Algum tempo atrás o IPEA lançou uma avaliação sobre a mobilidade nas faixas de pobreza e pobreza extrema no Brasil¹.
Embora não tenha ficado clara a relação esta avaliação é aparentemente derivada de outro documento, também produzido pelo IPEA, em conjunto com o PNUD Brasil, dedicado a uma avaliação dos Objetivos de Desenvolvimento do Milênio, datado de março de 2010², este último com direito a uma introdução assinada pelo presidente, modesta como sempre: “Hoje, podemos dizer com orgulho que o aparelho público nacional deixou de ser uma correia de transmissão da desigualdade para se tornar um instrumento afirmativo de direitos, um retificador de injustiças que nenhum automatismo de mercado corrigiria por nós.”

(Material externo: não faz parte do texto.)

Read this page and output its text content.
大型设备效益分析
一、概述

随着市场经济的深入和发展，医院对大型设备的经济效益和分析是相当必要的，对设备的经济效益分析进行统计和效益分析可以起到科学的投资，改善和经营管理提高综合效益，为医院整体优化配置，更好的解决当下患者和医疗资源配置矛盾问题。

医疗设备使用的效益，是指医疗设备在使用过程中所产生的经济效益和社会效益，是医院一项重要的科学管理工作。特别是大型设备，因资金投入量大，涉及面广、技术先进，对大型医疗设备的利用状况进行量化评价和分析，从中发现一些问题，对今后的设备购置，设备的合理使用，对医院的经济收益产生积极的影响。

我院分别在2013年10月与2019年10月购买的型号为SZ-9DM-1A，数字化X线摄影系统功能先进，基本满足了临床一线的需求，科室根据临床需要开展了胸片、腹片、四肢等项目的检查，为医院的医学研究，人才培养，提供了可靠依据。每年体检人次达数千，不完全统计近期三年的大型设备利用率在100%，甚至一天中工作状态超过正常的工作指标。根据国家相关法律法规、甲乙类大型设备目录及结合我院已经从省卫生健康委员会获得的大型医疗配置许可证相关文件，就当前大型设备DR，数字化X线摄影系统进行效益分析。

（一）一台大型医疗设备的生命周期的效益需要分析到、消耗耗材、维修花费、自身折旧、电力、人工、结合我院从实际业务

Na avaliação do IPEA, duas coisas ficam claras:
a) O nexo de ligação entre a Estabilidade Econômica e as Políticas Sociais Assistencialistas. Ou seja, foi a inflação sob controle que viabilizou a manutenção e a ampliação do poder de compra das famílias de menor renda;
b) Ficou bem evidente o papel das políticas assistencialistas retirando as famílias abaixo da faixa de pobreza e colocando-as acima. Seria um papel de política de garantias mínimas.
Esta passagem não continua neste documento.